Ms. Elliot, who had planned to visit Ms. Keochareon after her shift that day, regretted not having asked more about how she felt about death.
“She already seemed to be at that spot where she had that inner peace about it,” Ms. Elliot said that evening. “You want to ask them the questions: So what does it feel like to be dying? Do you know something we don’t know?”
Ms. Keochareon died nine days later, in the evening on Dec. 29. Mr. Christensen had asked her to wait for snow; nearly six inches fell that night, the first of the season. Only her husband was there for her death — a consequence of the weather, but perhaps also part of her plan, Mr. Christensen said.
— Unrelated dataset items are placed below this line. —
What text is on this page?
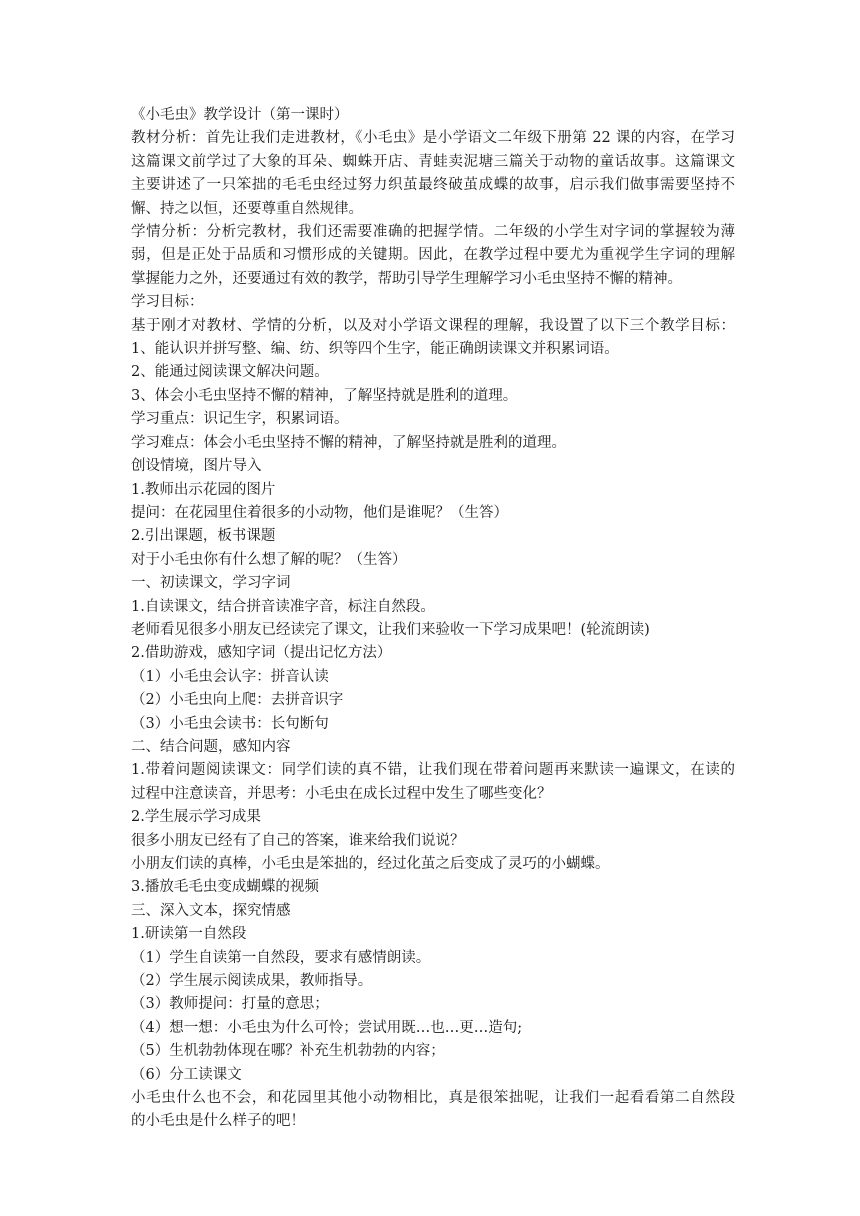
《小毛虫》教学设计（第一课时）

教材分析：首先让我们走进教材，《小毛虫》是小学语文二年级下册第 22 课的内容，在学习

这篇课文前学过了大象的耳朵、蜘蛛开店、青蛙卖泥塘三篇关于动物的童话故事。这篇课文

主要讲述了一只笨拙的毛毛虫经过努力织茧最终破茧成蝶的故事，启示我们做事需要坚持不

懈、持之以恒，还要尊重自然规律。

学情分析：分析完教材，我们还需要准确的把握学情。二年级的小学生对字词的掌握较为薄

弱，但是正处于品质和习惯形成的关键期。因此，在教学过程中要尤为重视学生字词的理解

掌握能力之外，还要通过有效的教学，帮助引导学生理解学习小毛虫坚持不懈的精神。

学习目标：

基于刚才对教材、学情的分析，以及对小学语文课程的理解，我设置了以下三个教学目标：

1、能认识并拼写整、编、纺、织等四个生字，能正确朗读课文并积累词语。

2、能通过阅读课文解决问题。

3、体会小毛虫坚持不懈的精神，了解坚持就是胜利的道理。

学习重点：识记生字，积累词语。

学习难点：体会小毛虫坚持不懈的精神，了解坚持就是胜利的道理。

创设情境，图片导入

1.教师出示花园的图片

提问：在花园里住着很多的小动物，他们是谁呢？（生答）

2.引出课题，板书课题

对于小毛虫你有什么想了解的呢？（生答）

一、初读课文，学习字词

1.自读课文，结合拼音读准字音，标注自然段。

老师看见很多小朋友已经读完了课文，让我们来验收一下学习成果吧！(轮流朗读)

2.借助游戏，感知字词（提出记忆方法）

（1）小毛虫会认字：拼音认读

（2）小毛虫向上爬：去拼音识字

（3）小毛虫会读书：长句断句

二、结合问题，感知内容

1.带着问题阅读课文：同学们读的真不错，让我们现在带着问题再来默读一遍课文，在读的

过程中注意读音，并思考：小毛虫在成长过程中发生了哪些变化？

2.学生展示学习成果

很多小朋友已经有了自己的答案，谁来给我们说说？

小朋友们读的真棒，小毛虫是笨拙的，经过化茧之后变成了灵巧的小蝴蝶。

3.播放毛毛虫变成蝴蝶的视频

三、深入文本，探究情感

1.研读第一自然段

（1）学生自读第一自然段，要求有感情朗读。

（2）学生展示阅读成果，教师指导。

（3）教师提问：打量的意思；

（4）想一想：小毛虫为什么可怜；尝试用既…也…更…造句;

（5）生机勃勃体现在哪？补充生机勃勃的内容；

（6）分工读课文

小毛虫什么也不会，和花园里其他小动物相比，真是很笨拙呢，让我们一起看看第二自然段

的小毛虫是什么样子的吧！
At the funeral, Ms. Keochareon’s sister Ruth Woodard spoke in her eulogy about “just what prompted Martha to offer her situation up as a teaching tool.” Ms. Keochareon deeply wanted nurses to understand her illness from the patient’s perspective, she said. But that was not all.
“I notice that every time that Martha gave of herself she received far more,” Ms. Woodard said. “In fact, she received a few moments of less pain and I suspect that she received life itself — a few more hours, even days, with purpose.”
When the new semester starts this month, Ms. Santiago and Ms. Elliot will return to more conventional coursework: a pharmacology class, for example, and rotations in maternity and acute care. But they will also present to their classmates what they learned in the little house in South Hadley. Ms. Santiago said she would remember Ms. Keochareon “until the day that I die” — especially her resolve.
“Who in her situation, to be like that, would call up and say, ‘Hey, I want to teach a student about my cancer?’” she said.